Schematic illustration of the link between altered insulin resistance/signaling and common symptoms across disorders (including DM1). The message is that some DM1 related symptoms are found in Metabolic syndrome, progeria and the rare genetic disease, while insulin resistance is an overlapping symptom seen all diseases. The common symptoms include but are not necessarily present in all overlapping disorders: cataracts, skull hyperostosis, early hair graying/loss, impaired muscular development or wasting, cardiac arrhythmia, hypogonadism, testicular atrophy and dyslipidemia. Insulin resistance is a key feature in some but not all DM1 cases and is present in 5–17% of DM1 cases. DM1 has symptomatic (and insulin resistance) overlap with certain rare diseases, including Alström-, Werner-, Romano-Ward, Cockayne syndromes, and ataxia telangiectasia. Both normal aging and DM1 are associated with increased insulin resistance. Moreover, DM1 is conceptualized as a disease with early-onset aging.

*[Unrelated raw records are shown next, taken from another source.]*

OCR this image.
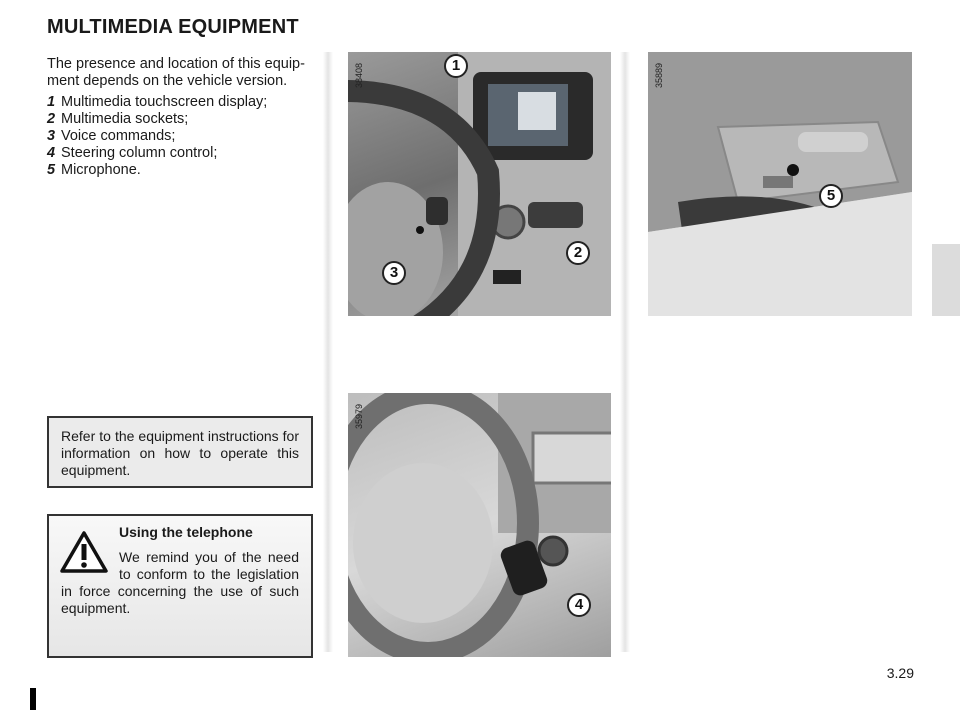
MULTIMEDIA EQUIPMENT

The presence and location of this equip-ment depends on the vehicle version.

1 Multimedia touchscreen display;
2 Multimedia sockets;
3 Voice commands;
4 Steering column control;
5 Microphone.
Refer to the equipment instructions for information on how to operate this equipment.
Using the telephone
We remind you of the need to conform to the legislation in force concerning the use of such equipment.
38408	35889
35979
1
2
3
5
4
3.29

Metabolic syndrome is also linked to insulin resistance (90), and is present in DM1 (87, 91).

Figure 3

Schematic diagram of the mechanisms associated with insulin resistance. The directionality of the arrow indicates if it is a cause or consequence of insulin resistance. This includes splice variation of IR/IGF1 receptor expression (e.g., IR-A isoform increase vs. IR-B), leading to insulin resistance. Diminished cell membrane IGFR and IR expression could result from the DMPK repeat length expansions blocking the nuclear pores, and also result in insulin resistance. Alterations in lipid metabolism as a consequence of insulin resistance may also lead to altered lipid/skeletal muscle ratios, as is seen in DM1. Reduced insulin sensitivity is also associated with diminished muscle protein synthesis, resulting in decreased muscle mass. Inflammation has a bidirectional relationship with insulin resistance and may in part underlie atherosclerosis in DM1. Mechanistically, inflammation increases mitochondrial oxidative stress and stress at the level of the pancreatic beta islet cells which also increases insulin resistance. Decreased IGFBP expression also reduces insulin sensitivity by reducing the half-life of any insulin-IGFBP complex to bind to the IR/IGF receptors. Insulin resistance also acts to alter leptin signaling which amongst others can regulate testosterone tone. Insulin resistance can also act at the level of (1) PPARγ/AMPK signaling and (2) AKT1/GSK3β signaling thereby regulating glucose turnover which may be linked to fatigue in DM1.